Specifically, almost half (49%) of the 67,000 taps tested at our public schools as of August 4th, 2017 found some level of lead in the water. The vast majority of those lead levels were in concentrations greater than 1 part per billion. The standard endorsed by the American Academy of Pediatrics.
- Lead is a potent Neurotoxin, and exposure to lead has been shown to cause a variety of health problems, namely, intellectual and behavioral disabilities, stunted growth, hearing loss, and anemia.
- Children are especially at risk to lead poisoning and health problems related to lead exposure, as physical and behavioral effects have been shown to occur at lower exposure levels in younger people.
- There is no safe level of lead exposure according to the Center for Disease Control (CDC) and the Environmental Protection Agency (EPA). This is particularly true for children, as lead has been shown to bio-accumulate in the body over time with repeated exposure.
- No effective treatment exists to ameliorate the permanent developmental effects of lead toxicity, according to the American Academy of Pediatrics. Prevention is the most efficient and most cost-effective means of treating lead poisoning.
- In Massachusetts, recent tests have shown that almost half (49%) of the 67,000 taps tested within our public schools found some levels of lead in the drinking water. The vast majority of those lead levels were in concentrations greater than 1 part per billion (PPB), with almost a quarter of those testing at levels higher than 15PPB.
The Solution: An Act Ensuring Safe Drinking Water at School and Early Childhood Programs (HB2915& SB456)
- Replace Lead Service Lines: Requires water utilities to provide information to schools and daycare centers if and where they have a lead service lines.

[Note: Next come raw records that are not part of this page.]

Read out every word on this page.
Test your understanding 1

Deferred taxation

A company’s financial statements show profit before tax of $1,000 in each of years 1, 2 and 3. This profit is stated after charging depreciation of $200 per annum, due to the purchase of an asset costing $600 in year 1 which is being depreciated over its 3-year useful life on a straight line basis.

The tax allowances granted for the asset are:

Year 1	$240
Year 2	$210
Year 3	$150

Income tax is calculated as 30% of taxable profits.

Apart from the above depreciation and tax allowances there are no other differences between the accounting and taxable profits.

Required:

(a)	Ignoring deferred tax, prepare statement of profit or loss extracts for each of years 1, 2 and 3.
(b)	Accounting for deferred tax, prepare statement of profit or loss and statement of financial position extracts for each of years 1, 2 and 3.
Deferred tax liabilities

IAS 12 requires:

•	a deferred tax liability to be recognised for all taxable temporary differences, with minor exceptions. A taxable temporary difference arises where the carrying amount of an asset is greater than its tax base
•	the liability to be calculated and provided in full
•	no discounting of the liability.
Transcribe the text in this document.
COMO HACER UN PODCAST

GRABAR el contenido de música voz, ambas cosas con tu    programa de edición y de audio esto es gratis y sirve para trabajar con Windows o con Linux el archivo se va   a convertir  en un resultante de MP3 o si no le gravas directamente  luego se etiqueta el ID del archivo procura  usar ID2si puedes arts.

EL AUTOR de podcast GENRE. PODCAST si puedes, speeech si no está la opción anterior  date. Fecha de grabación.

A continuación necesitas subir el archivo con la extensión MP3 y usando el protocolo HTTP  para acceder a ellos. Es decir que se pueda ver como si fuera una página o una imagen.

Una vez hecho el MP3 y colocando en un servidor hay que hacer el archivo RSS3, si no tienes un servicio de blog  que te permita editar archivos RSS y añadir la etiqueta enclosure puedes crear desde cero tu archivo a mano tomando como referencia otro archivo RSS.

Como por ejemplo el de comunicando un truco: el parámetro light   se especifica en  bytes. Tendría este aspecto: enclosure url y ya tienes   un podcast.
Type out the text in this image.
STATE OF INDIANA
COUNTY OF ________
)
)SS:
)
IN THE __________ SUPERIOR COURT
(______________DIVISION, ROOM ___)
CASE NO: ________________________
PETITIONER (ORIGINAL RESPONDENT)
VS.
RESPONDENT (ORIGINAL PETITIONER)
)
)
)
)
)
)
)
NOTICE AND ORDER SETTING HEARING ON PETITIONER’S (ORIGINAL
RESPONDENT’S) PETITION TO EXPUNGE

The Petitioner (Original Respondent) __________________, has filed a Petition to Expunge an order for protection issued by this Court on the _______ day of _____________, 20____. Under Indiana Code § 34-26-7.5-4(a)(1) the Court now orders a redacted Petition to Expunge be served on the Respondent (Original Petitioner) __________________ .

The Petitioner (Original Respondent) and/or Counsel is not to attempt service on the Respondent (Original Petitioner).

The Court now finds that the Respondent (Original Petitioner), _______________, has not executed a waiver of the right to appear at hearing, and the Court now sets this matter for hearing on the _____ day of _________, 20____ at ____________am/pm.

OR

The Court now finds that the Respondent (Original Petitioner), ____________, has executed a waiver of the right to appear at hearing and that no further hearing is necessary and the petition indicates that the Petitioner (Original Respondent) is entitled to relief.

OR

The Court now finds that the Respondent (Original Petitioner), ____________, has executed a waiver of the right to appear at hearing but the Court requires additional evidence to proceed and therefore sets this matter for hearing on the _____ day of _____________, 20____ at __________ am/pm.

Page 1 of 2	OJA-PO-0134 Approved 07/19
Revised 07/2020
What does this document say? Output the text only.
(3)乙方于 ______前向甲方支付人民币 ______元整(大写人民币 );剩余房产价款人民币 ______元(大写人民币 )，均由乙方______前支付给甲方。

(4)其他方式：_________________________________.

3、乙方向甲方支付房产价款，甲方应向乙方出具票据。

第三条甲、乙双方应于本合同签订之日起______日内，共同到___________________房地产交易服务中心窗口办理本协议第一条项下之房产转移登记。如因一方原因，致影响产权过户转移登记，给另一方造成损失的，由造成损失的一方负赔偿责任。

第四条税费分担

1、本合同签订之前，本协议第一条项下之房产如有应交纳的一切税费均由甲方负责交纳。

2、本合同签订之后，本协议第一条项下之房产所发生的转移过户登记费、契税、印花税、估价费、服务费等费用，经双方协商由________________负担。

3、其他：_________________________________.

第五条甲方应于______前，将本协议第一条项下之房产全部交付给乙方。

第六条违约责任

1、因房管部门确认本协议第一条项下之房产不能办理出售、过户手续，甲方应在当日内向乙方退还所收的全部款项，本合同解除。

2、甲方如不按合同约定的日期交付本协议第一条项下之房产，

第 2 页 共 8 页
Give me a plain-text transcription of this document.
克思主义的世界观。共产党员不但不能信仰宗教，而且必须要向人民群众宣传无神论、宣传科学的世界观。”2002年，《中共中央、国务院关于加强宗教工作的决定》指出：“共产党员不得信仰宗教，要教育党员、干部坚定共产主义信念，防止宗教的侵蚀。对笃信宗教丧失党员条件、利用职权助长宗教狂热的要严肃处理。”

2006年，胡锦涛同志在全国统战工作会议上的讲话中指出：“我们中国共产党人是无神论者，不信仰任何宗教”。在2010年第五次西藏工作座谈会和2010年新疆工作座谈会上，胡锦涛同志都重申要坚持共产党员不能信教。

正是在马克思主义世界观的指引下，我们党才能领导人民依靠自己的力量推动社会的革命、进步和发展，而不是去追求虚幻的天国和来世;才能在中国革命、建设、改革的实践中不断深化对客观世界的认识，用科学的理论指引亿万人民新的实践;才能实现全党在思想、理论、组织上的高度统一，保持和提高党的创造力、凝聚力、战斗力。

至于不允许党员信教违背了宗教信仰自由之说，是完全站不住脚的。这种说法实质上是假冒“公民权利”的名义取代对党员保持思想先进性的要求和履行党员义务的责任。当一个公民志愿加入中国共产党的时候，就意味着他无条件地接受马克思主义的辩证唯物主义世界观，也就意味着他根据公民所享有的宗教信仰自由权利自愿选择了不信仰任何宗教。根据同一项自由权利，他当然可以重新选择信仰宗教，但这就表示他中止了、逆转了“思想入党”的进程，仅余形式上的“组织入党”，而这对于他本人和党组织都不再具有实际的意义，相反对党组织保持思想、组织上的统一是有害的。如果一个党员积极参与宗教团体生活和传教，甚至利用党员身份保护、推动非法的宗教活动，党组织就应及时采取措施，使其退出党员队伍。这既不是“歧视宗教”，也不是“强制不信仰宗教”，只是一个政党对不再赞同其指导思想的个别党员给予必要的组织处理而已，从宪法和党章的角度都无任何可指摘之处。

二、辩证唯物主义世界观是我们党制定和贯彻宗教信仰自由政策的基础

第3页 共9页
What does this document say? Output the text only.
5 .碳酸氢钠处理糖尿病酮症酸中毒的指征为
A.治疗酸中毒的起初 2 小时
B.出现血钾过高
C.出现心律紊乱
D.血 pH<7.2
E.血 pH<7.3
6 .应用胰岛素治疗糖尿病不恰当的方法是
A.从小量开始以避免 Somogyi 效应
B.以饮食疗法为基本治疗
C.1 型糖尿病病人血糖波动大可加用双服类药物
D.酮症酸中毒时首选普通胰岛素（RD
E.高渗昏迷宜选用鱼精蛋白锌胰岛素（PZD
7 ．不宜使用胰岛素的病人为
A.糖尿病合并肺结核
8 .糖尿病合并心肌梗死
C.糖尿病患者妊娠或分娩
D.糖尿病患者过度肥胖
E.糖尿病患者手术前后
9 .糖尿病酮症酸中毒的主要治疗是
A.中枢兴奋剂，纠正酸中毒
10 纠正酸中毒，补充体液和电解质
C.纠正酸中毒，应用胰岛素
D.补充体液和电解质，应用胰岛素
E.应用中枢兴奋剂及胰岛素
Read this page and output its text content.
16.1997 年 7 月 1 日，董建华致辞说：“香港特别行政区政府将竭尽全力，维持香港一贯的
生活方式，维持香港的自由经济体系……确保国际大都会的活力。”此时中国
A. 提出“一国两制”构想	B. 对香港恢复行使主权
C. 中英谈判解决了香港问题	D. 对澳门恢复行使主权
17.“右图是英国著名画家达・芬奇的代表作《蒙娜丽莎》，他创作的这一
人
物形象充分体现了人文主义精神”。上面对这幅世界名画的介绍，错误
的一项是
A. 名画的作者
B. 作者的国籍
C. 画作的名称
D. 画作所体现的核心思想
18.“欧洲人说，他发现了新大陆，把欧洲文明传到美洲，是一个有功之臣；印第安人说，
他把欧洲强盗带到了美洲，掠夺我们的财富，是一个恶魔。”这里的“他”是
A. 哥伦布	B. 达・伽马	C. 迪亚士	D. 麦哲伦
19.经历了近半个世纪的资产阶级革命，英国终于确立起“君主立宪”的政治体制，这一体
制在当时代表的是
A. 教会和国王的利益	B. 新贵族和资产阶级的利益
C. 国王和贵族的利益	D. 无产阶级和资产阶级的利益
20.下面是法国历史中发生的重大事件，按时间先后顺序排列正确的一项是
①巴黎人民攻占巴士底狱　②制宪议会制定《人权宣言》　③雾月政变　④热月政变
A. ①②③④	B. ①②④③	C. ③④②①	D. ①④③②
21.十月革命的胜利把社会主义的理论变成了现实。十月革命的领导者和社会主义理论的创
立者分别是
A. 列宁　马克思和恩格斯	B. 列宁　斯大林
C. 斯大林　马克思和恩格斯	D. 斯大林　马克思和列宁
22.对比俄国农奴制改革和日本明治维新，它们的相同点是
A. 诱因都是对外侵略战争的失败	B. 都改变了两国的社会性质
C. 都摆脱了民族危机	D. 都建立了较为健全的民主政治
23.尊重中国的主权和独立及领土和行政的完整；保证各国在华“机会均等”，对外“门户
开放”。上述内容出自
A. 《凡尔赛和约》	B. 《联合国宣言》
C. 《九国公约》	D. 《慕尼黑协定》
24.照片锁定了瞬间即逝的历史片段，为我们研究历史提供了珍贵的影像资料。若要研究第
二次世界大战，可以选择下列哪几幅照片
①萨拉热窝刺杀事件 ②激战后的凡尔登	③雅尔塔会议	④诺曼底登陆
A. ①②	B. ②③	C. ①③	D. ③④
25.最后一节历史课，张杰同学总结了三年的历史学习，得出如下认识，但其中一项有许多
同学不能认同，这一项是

The authority must remove and replace any lead service line connected to schools and day-care centers within 3 years.
- Shut off outlets: Any drinking water tap or faucet testing above 1PPB of lead must be shut off.
- Filters: Requires schools and day care centers to install and maintain NSF-certified filters on all faucets and fountains.
- Remove Lead Plumbing: Schools and day care centers must identify the source of lead contamination and ultimately remove or replace lead-bearing fixtures and plumbing that uses lead where feasible and cost-effective.
- Transparent Testing: Mandates annual lead testing of water outlets used for drinking or cooking within each school district, charter school, private school, and day care center in the state. Test results must be easily accessible to the public. If elevated lead levels are found, the school or day-care center is required to notify parents, teachers, and other school staff of the results, remediation measures, and general information about lead in drinking water.
- Hardship. This bill authorizes the Commissioner of the DEP to grant a “hardship waiver” to a school if that school is unable to comply with any or all of the provisions required by the bill, provided the school district or daycare hold a public meeting about the plan to apply for the waiver.
The good news is that we know how to get the lead out of drinking water. Passing this bill will ensure our kids, their teachers, and the school community will be protected from lead poisoning. We cannot afford inaction.